News Releases

Comerica Bank's California Index Down Sharply Again in November

DALLAS, Feb. 23, 2023 /PRNewswire/ -- The Comerica California Economic Activity Index fell 3.7% annualized in the three months through November, but was still up 5.0% from a year earlier.

Only three of the nine components that constitute the Index rose in November, while five declined and one was unchanged. Employment rose by 19,900, and continuing claims for unemployment insurance fell in the month, after four consecutive monthly increases. However, California's unemployment rate rose to 4.1% in November and is up 0.3 percentage points from its recovery-to-date low in September. The unemployment rate is likely to rise further in the coming months, as key sectors like tech face strong headwinds. California's industrial production likely contracted in the fourth quarter given declines in industrial electricity consumption in October and November.

Housing starts rebounded in November, but house prices fell for a sixth consecutive month and were down 7.6% from May's peak. Housing affordability is a longstanding problem in California and high mortgage rates make further declines in house prices likely. The travel industry lost momentum as it entered the fourth quarter, too. The seasonally adjusted hotel occupancy rate fell 1.1 percentage points in November following a 2.5 percentage point decline in the third quarter. Seasonally-adjusted air passenger traffic was down 3.6% in November after a 5.9% contraction in the third quarter. California's economy is expected to soften in the coming months amid headwinds from a weakening housing sector, high interest rates and inflation, and slowing consumer spending. On top of these issues weighing on the national economy, the tech slowdown is an additional negative for the Golden State.
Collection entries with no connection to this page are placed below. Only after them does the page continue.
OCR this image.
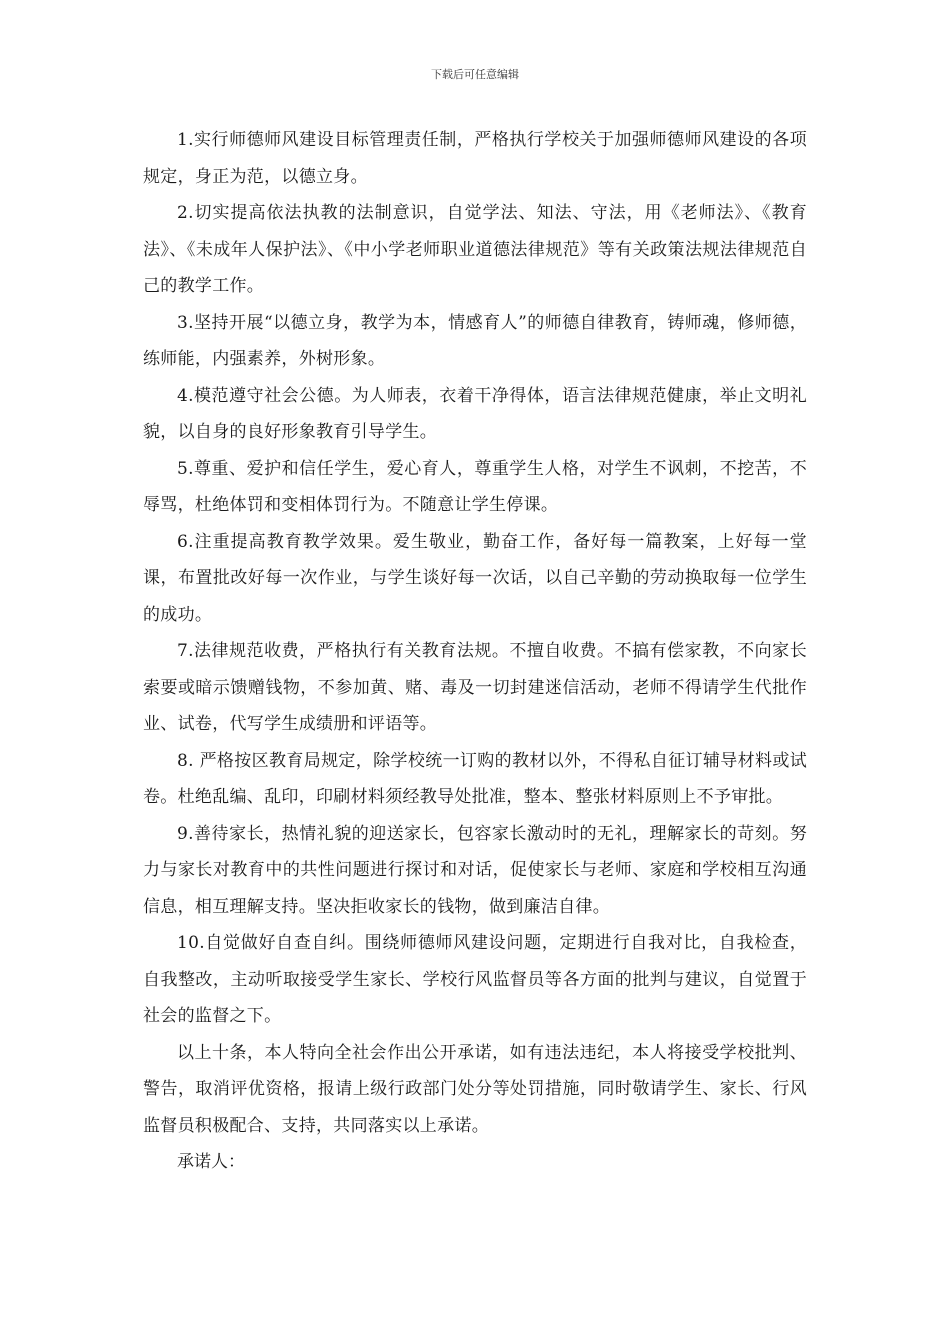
下载后可任意编辑

1.实行师德师风建设目标管理责任制，严格执行学校关于加强师德师风建设的各项规定，身正为范，以德立身。

2.切实提高依法执教的法制意识，自觉学法、知法、守法，用《老师法》、《教育法》、《未成年人保护法》、《中小学老师职业道德法律规范》等有关政策法规法律规范自己的教学工作。

3.坚持开展“以德立身，教学为本，情感育人”的师德自律教育，铸师魂，修师德，练师能，内强素养，外树形象。

4.模范遵守社会公德。为人师表，衣着干净得体，语言法律规范健康，举止文明礼貌，以自身的良好形象教育引导学生。

5.尊重、爱护和信任学生，爱心育人，尊重学生人格，对学生不讽刺，不挖苦，不辱骂，杜绝体罚和变相体罚行为。不随意让学生停课。

6.注重提高教育教学效果。爱生敬业，勤奋工作，备好每一篇教案，上好每一堂课，布置批改好每一次作业，与学生谈好每一次话，以自己辛勤的劳动换取每一位学生的成功。

7.法律规范收费，严格执行有关教育法规。不擅自收费。不搞有偿家教，不向家长索要或暗示馈赠钱物，不参加黄、赌、毒及一切封建迷信活动，老师不得请学生代批作业、试卷，代写学生成绩册和评语等。

8. 严格按区教育局规定，除学校统一订购的教材以外，不得私自征订辅导材料或试卷。杜绝乱编、乱印，印刷材料须经教导处批准，整本、整张材料原则上不予审批。

9.善待家长，热情礼貌的迎送家长，包容家长激动时的无礼，理解家长的苛刻。努力与家长对教育中的共性问题进行探讨和对话，促使家长与老师、家庭和学校相互沟通信息，相互理解支持。坚决拒收家长的钱物，做到廉洁自律。

10.自觉做好自查自纠。围绕师德师风建设问题，定期进行自我对比，自我检查，自我整改，主动听取接受学生家长、学校行风监督员等各方面的批判与建议，自觉置于社会的监督之下。

以上十条，本人特向全社会作出公开承诺，如有违法违纪，本人将接受学校批判、警告，取消评优资格，报请上级行政部门处分等处罚措施，同时敬请学生、家长、行风监督员积极配合、支持，共同落实以上承诺。

承诺人：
The Comerica California Economic Activity Index is a monthly composite indicator of state economic activity. The Index provides a wholistic advance view of the state of California's economy, using economic data that are available about one quarter earlier than real GDP is released. The index is comprised of nine components: Nonfarm payroll employment, continuing claims for unemployment insurance, housing starts, house prices, industrial electricity sales, foreign trade, enplanements, hotel occupancy, and state revenues. All data are seasonally adjusted with nominal values converted to constant dollar values as appropriate. To filter out month-to-month volatility in the index components, the index is calculated from the three-month moving averages of its components. Values for a minority of components are projected from the prior months' release due to the timing of data releases.

Comerica Bank is a subsidiary of Comerica Incorporated (NYSE: CMA), a financial services company headquartered in Dallas, Texas, and strategically aligned by three business segments: The Commercial Bank, The Retail Bank and Wealth Management. Comerica focuses on relationships, and helping people and businesses be successful. In addition to Texas, Comerica Bank locations can be found in Michigan, California, Florida and Arizona. Additionally, Comerica has select businesses operating in Canada and Mexico. Comerica reported total assets of $85.4 billion as of Dec. 31, 2022.